Usando o discurso da segurança pública, em um futuro remoto (no entanto, mais próximo do que se imagina), o governo de Reykjavík está organizando um plebiscito para decidir se a população será submetida compulsoriamente a um teste de empatia. Querem prever comportamentos antissociais, crimes e movimentos contrários aos interesses do Estado. Em outras palavras, essa consulta popular é um mecanismo de dominação sobre os indivíduos.
O enredo de A Marcação (Editora Fósforo, 2023), romance da escritora islandesa Fríđa Ísberg, mostra a gênese do autoritarismo. A cadela do fascismo sempre está no cio, como dizia Bertolt Brecht. E nunca perde a oportunidade para reprimir o direito à diversidade, à discordância, à liberdade. Ambicionam estabelecer uma linha de conduta que apresenta soluções simplistas para problemas complexos. Isso significa que algumas decisões políticas (movidas por interesses outros que fogem da percepção imediata dos eleitores) são instrumentos corrosivos da democracia.
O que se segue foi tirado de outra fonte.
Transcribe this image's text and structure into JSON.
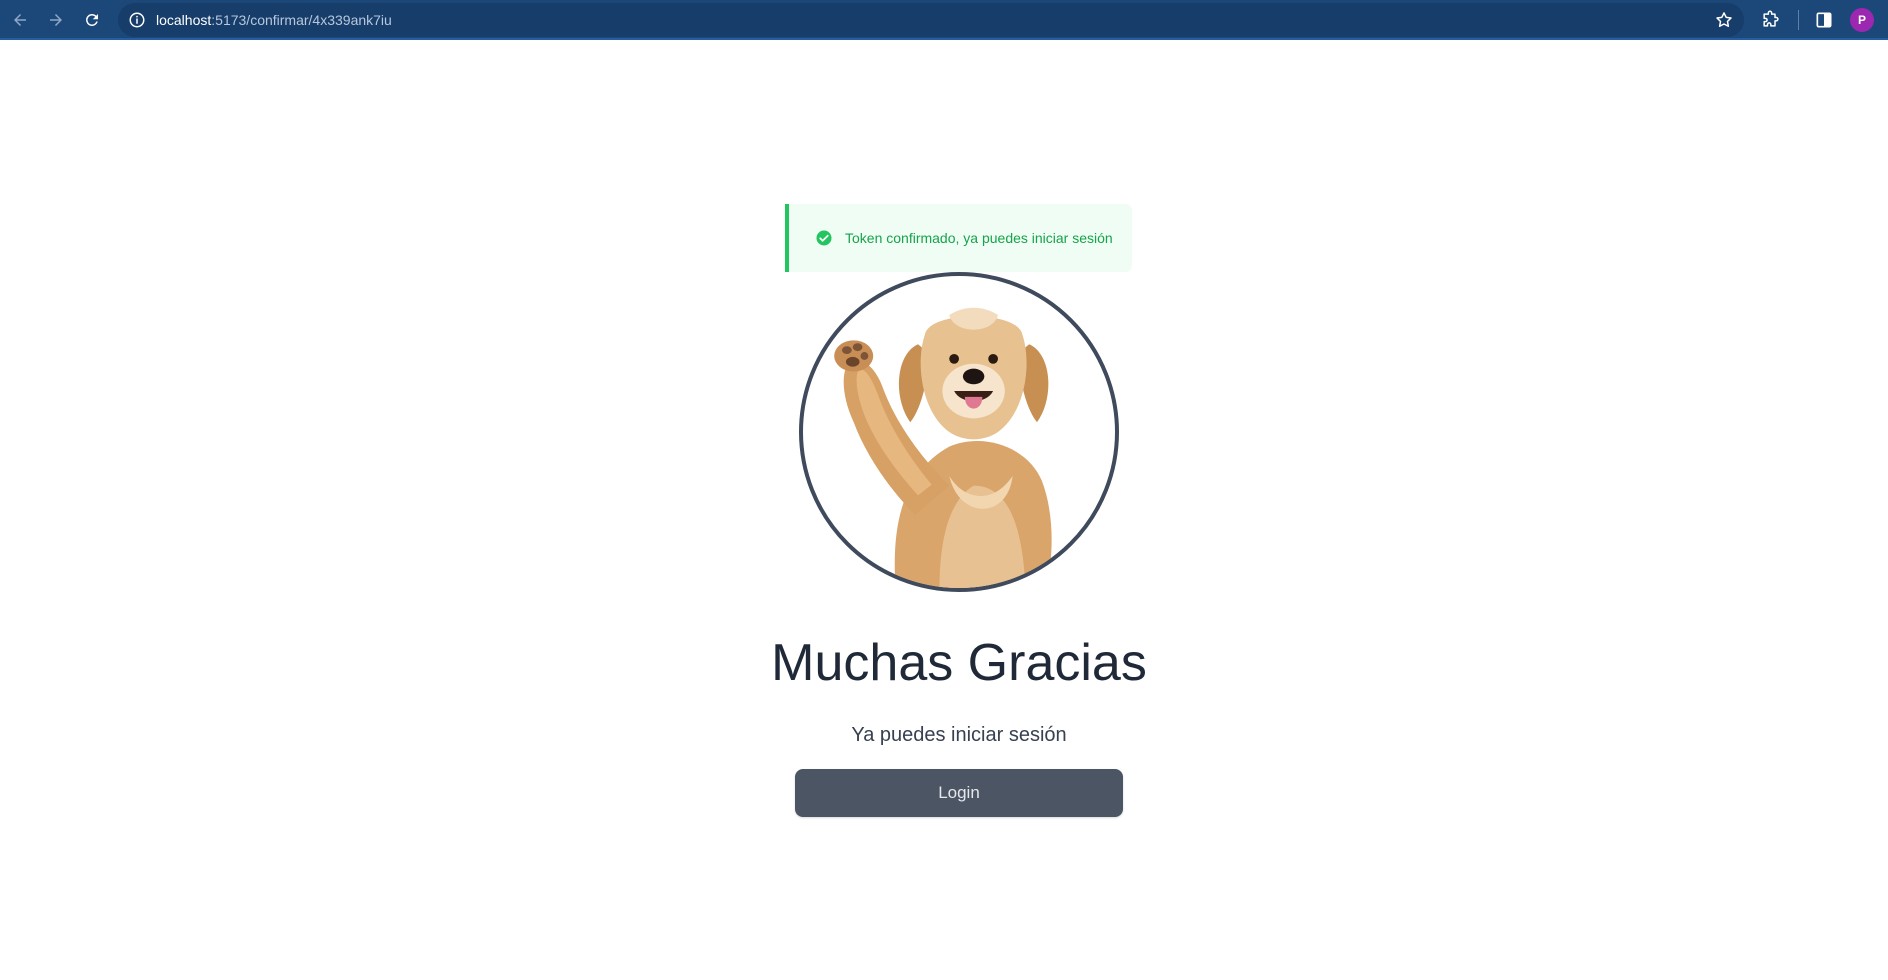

Aqueles que não forem aprovados no teste precisam ser “reprogramados” através de consultas com psicólogos e o uso de algumas drogas legalizadas. Trata-se de uma forma “mais civilizada” de domesticar os dissidentes e de trazê-los para a “normalidade”. Em lugar de mandá-los para a Sibéria, as clinicas de reabilitação.
O argumento mais importante dos defensores do plebiscito apresenta como prioridade o controle das taxas de criminalidade. Sintomaticamente, esse é o seu ponto mais frágil. Os índices criminais na Islândia são quase insignificantes. Em 2022, cerca de 200 pessoas estavam encarceradas (segundo o Banco Mundial, a população da Islândia, na mesma data, era de 382.003 pessoas). No entanto, o medo coletivo é mais forte do que a racionalidade. E todos aqueles, individualmente ou de forma coletiva, que se opõem a esse projeto repressivo são considerados inimigos. Essas pessoas, de uma forma ou de outra, precisam ser "resgatadas" para que prevaleça a ordem social – ou seja, a norma jurídica.
Algumas questões vão sendo reveladas no decorrer das 272 páginas do livro. E muitas delas são derivadas do organismo econômico. A especulação imobiliária aparece como um dos fatores de segregação. Áreas “seguras” (monitorizadas pela polícia) são valorizadas pelo mercado. Nas regiões que se mostram contrárias ao plebiscito, muitos imóveis não despertam a atenção de quem necessita de moradia. Todos desejam morar em lugares que não ofereçam perigo. Consequentemente, os índices de adesão ao plebiscito aumentam. Simultaneamente, essa política territorial aumenta o processo de gentrificação (expulsão dos moradores originais para locais afastados e que não contam com planejamento urbano eficaz).
A evasão escolar, o uso de drogas ilegais, a ausência de vínculos afetivos e despersonalização imposta pela sociedade tecnológica são outros problemas apontados em um mecanismo social que propõe o bem-estar do cidadão, mas que adota a opressão diária como elemento de uniformização das práticas cotidianas.
Os que discordam da proposta governamental precisam encontrar algum tipo de trabalho não qualificado e que esteja fora da zona de influência do Estado. E isso, obviamente, origina outras formas de exploração da mão-de-obra.
É essa
situação política, de visível inspiração da extrema direita, que o romance
denuncia, embora o tema não seja novo. A Marcação possui semelhanças com o conto Minority Report, de Philip K. Dick (a versão cinematográfica, Minority
Report – a nova lei, com Tom Cruise, foi dirigida por Steve Spielberg em 2002).